A mystery business that may begin selling pharmaceuticals, groceries, and fuel in Hillsboro is causing a stir countywide.

Despite repeated protests from some businesses, Hillsboro City Council approved a contract for a national mystery business for the second time Tuesday.

The business, which has not yet been named, but is rumored to sell fuel, groceries, and pharmaceuticals will be developed in Hillsboro industrial park near Dollar General by Hawkins Edwards, Inc.

Hillsboro Economic Development Director Clint Seibel said he did not solicit the business, but it wasn’t his job to turn it away.

“We generally don’t recruit business we don’t need,” he said. “We recruit business to fill a niche, and it’s my job to see that businesses can get space and assist businesses that want to come in.”

Owners of local businesses that might be impacted have spoken against the project.

“It’s not my job to decide what businesses can and can’t come in,” Seibel said. “It’s the public’s responsibility to say yes or no to a certain business.”

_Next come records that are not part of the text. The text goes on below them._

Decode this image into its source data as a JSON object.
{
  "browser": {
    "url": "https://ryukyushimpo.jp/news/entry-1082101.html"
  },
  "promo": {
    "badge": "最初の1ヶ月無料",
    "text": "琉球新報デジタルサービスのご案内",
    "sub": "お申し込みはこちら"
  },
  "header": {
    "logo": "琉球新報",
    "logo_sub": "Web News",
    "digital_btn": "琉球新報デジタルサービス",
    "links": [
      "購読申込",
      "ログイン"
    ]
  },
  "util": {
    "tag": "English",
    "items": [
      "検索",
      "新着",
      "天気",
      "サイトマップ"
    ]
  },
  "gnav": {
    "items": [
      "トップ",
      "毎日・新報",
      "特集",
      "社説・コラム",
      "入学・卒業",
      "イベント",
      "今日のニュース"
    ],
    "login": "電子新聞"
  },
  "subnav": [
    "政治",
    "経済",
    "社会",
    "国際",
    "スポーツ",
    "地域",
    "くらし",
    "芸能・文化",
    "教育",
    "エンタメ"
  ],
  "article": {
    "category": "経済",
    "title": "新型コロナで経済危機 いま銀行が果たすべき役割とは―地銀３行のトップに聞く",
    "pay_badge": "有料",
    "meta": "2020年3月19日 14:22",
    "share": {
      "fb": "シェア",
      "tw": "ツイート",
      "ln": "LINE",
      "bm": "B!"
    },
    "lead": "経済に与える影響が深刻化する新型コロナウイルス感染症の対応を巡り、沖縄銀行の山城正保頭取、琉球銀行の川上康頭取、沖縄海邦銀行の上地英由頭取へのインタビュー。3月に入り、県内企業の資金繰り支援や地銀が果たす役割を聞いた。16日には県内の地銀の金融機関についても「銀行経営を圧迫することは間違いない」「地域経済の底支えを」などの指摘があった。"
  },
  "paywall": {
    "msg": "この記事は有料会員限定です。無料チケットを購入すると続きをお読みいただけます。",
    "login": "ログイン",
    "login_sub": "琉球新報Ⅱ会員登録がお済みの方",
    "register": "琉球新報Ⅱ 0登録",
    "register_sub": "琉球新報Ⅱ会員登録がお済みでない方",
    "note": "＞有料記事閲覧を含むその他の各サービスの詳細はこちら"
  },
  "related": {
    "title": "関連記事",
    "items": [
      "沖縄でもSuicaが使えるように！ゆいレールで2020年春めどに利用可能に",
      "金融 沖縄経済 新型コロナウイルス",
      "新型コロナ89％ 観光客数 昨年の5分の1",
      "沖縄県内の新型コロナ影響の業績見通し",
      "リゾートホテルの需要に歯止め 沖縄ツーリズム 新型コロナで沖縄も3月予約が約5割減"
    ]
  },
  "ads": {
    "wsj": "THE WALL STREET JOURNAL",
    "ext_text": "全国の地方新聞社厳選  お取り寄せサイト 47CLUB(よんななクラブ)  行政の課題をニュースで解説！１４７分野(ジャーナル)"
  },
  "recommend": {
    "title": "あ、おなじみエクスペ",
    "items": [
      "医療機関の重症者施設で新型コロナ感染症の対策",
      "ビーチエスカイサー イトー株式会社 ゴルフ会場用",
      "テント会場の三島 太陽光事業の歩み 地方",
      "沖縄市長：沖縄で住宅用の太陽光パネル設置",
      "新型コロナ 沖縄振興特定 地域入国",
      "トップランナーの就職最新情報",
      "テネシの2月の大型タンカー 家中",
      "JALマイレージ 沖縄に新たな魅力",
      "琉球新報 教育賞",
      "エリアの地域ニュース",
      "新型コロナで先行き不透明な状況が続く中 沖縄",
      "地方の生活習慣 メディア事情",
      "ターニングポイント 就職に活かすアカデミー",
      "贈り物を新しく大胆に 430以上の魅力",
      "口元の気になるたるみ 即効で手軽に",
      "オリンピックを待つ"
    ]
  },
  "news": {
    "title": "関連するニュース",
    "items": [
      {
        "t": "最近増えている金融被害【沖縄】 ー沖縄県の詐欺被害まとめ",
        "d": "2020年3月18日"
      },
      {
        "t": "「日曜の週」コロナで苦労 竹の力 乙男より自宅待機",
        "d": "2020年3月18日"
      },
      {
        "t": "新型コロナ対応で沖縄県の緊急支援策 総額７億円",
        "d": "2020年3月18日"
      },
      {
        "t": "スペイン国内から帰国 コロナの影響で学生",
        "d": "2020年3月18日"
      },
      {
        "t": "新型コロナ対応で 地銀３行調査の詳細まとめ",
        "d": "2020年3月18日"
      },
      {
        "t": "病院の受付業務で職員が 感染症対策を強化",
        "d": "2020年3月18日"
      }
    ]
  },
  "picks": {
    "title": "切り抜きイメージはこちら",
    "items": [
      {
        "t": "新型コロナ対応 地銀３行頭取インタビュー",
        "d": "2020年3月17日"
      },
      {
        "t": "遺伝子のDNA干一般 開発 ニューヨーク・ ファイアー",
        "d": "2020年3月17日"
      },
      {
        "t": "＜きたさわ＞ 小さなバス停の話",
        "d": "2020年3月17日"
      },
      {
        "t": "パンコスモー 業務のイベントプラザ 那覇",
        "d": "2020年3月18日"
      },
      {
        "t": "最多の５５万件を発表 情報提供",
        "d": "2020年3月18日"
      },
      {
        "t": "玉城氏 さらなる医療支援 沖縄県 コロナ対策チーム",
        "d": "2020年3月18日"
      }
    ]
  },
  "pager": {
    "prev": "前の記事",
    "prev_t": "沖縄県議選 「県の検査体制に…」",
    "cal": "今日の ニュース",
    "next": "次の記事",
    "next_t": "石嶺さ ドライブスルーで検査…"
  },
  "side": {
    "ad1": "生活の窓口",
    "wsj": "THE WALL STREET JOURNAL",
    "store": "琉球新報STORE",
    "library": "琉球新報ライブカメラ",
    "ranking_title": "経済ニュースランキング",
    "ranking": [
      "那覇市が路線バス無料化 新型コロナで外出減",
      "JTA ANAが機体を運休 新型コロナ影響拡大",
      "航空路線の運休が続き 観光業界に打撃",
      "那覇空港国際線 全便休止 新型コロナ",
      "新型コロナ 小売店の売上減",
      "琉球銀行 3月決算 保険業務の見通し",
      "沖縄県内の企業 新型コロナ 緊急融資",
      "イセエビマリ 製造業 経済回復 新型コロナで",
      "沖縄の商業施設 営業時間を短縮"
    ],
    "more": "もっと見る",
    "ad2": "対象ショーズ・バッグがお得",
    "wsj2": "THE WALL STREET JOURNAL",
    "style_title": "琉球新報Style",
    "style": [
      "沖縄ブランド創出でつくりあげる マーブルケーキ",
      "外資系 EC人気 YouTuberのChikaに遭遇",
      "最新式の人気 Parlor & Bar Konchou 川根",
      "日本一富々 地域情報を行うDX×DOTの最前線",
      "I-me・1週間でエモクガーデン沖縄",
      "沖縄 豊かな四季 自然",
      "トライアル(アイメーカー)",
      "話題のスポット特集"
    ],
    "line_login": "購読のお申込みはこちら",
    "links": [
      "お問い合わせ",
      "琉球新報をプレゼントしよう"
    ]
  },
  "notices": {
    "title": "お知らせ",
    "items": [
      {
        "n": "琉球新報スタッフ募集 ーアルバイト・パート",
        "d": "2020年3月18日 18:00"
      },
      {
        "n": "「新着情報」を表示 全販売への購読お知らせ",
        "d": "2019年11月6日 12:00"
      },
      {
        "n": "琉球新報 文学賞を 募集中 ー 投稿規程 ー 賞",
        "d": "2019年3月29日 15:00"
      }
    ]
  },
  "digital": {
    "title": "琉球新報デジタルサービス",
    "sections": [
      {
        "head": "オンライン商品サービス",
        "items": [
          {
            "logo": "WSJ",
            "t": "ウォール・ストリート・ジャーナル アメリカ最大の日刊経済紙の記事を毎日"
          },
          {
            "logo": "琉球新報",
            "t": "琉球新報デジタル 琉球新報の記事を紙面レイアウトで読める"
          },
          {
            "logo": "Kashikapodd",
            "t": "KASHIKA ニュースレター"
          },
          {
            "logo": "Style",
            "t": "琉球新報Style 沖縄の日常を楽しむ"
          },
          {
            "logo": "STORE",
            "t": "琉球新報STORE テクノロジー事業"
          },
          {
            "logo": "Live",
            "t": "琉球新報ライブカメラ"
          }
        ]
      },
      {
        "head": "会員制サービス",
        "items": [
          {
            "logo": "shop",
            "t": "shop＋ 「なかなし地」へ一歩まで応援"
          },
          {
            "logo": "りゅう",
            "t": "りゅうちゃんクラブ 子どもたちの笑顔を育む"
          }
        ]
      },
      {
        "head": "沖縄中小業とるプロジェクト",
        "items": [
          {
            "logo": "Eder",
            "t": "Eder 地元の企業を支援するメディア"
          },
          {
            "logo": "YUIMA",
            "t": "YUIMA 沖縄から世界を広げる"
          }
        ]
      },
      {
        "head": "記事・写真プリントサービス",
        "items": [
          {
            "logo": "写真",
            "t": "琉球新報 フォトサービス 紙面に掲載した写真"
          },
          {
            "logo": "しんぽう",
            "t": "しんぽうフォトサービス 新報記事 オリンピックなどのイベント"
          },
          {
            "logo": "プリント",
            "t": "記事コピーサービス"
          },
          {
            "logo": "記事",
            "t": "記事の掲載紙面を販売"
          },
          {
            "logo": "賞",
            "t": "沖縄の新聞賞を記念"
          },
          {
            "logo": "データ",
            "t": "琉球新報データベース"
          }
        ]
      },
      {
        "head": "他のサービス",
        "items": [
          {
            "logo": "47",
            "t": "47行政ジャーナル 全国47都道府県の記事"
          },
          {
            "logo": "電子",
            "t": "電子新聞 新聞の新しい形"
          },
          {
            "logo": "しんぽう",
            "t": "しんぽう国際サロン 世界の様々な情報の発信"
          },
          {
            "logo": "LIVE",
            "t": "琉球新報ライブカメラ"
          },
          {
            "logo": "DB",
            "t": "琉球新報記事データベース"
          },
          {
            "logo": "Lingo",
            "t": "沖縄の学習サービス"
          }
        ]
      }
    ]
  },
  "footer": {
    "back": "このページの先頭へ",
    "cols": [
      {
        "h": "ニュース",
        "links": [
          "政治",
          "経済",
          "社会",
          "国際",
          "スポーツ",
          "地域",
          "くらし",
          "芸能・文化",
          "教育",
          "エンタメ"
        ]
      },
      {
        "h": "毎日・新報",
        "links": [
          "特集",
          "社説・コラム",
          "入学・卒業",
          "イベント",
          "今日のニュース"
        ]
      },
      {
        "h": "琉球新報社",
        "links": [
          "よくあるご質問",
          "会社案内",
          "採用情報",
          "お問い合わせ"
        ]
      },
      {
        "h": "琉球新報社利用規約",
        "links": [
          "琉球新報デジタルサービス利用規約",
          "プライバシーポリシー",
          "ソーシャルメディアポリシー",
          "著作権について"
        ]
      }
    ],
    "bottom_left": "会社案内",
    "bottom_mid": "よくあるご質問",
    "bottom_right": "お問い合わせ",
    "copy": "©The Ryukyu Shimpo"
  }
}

The potential business isn’t being well received in Marion, either. Development director Terry Jones said he has had conversations with local business owners concerned about the plan. If negotiations between the developer and Hillsboro stall, he said, he wouldn’t pursue the project for Marion.

“If it were something the city and community wanted me to, I would,” he said. “From the conversations I’ve had with residents and business owners here. I don’t think they want the business even in Hillsboro.”

Top concerns Jones has heard were that the business would hurt local establishments and would not donate to local causes.

“My job is to help existing businesses,” Jones said. “With a big store, the money might stay here, but more likely it will be going up the corporate ladder. If we stay with smaller stores, more money stays here because the owners live and work here.”

While the majority of Jones’ time lately has been spent on marketing city property, he and Siebel have the same philosophy for growing their communities: in manufacturing.

“We’ve got to have people moving to the county, and we’re not growing by leaps and bounds, and it makes things tough,” Siebel said.

Both agree that small manufacturing would bring needed jobs to the area, but Jones is taking his plan further by attempting to create businesses in Marion that keep people here.

“I want to bring in businesses that will complement and find stores like the old Duckwall;s store,” he said. “We need places where people can get clothes, sporting goods, and things they’re driving outside of town for. While they’re out of town they buy gas and eat when they could be spending that money here.”

Jones cited small retail stores, a fast-food burger restaurant with a drive-thru, and a nice sit-down restaurant with an outdoor patio as ideas he’s pursing. He believes a traditional fast-food burger restaurant will be different enough from Wagon Wheel Express in both menu and time so as not to affect its business.

“We’re missing out on substantial traffic along US-56, and they’re driving right by,” he said.

He hopes to build businesses along the highway to stop traffic that might otherwise drive through Marion. A fast-food restaurant might do that and be different enough and far enough from anything in town to not hurt existing businesses, he said.

Jones also is looking for ways to better use the city’s airport and country club, both of which he believes are underused assets.

“If we created a well-rounded business climate, then we can bring in manufacturers,” he said. “If we give people a reason to stop in town, then they’re going to.”